O estudo da EQI Research aponta que a vitória de Lula em 2022 ocorreu junto com um aumento da participação eleitoral no Sudeste, com São Paulo no centro desse movimento. A redução de votos brancos, nulos e abstenções no estado diminuiu a vantagem de Bolsonaro, de 8,1 milhões de votos em 2018 para 2,7 milhões em 2022.
A análise buscou entender não apenas onde Lula diminuiu a diferença, mas quem foram os eleitores responsáveis pela mudança. Os economistas apontam que a queda da abstenção em São Paulo ficou concentrada entre eleitores de baixa escolaridade, principalmente homens, que teriam ido às urnas em maior volume em 2022.
Para os autores, São Paulo foi o estado com a maior vantagem absoluta de Bolsonaro sobre Lula em votos, mas essa diferença caiu expressivamente em 2022. A eleição foi decidida por pouco mais de 2,1 milhões de votos, o que dá peso potencial à mudança paulista no resultado final.
Inferência ecológica
A EQI utilizou uma técnica de inferência ecológica, já que os dados oficiais não revelam como cada grupo votou. O modelo estima probabilidades de voto a partir de variações demográficas entre estados, considerando gênero, escolaridade e faixa etária, com estimativas de voto à esquerda, à direita, além de abstenção, branco e nulo.

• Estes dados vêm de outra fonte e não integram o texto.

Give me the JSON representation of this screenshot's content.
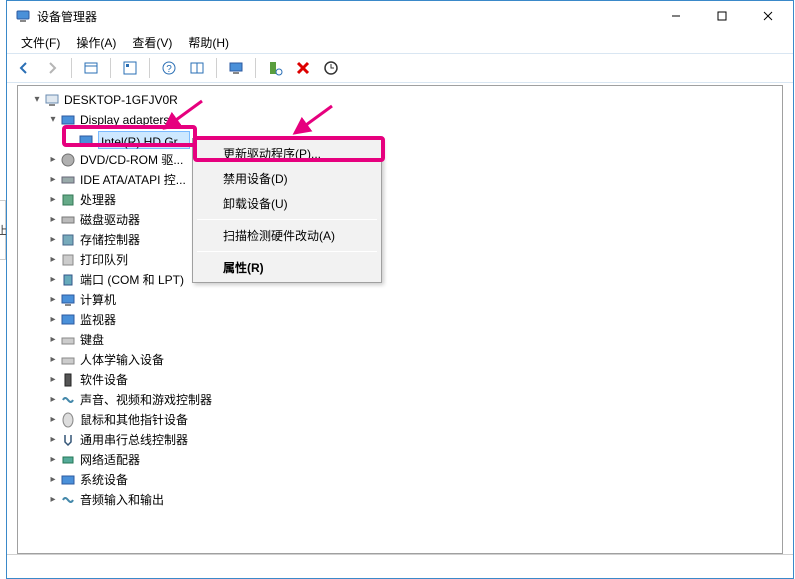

O estudo também aplicou um modelo bayesiano para tratar a incerteza estatística. Os resultados, portanto, são estimativas probabilísticas sobre o comportamento de diferentes perfis do eleitorado, não votos individuais.
Outro achado relevante é que a melhora do desempenho da esquerda em São Paulo não ocorreu de forma homogênea. A redução da diferença Lula-Bolsonaro concentrou-se principalmente em faixas etárias de meia-idade, entre 35 e 69 anos, com destaque para os grupos de 45 a 54 e 55 a 69 anos.
Entre os eleitores mais jovens, até 34 anos, a tendência foi maior apoio à direita, exceto entre mulheres de baixa escolaridade. Já entre os mais velhos, o movimento pró-direita ficou mais restrito a homens de alta escolaridade em alguns grupos, e a homens de baixa escolaridade entre 35 e 44 anos.
“A maior propensão de voto entre os mais jovens para a direita e a menor abstenção entre homens de baixa escolaridade foram surpresas”, afirma Kautz. “O público masculino de 25 a 45 anos com baixa escolaridade teve peso relevante na vitória de Lula.”
Segundo Cadilhac, esse histórico ajuda a explicar por que São Paulo, o maior colégio eleitoral, é crucial para a estratégia de campanha à reeleição e por que o desempenho de Flávio Bolsonaro precisa ser considerado para recuperar vantagem na oposição ao PT.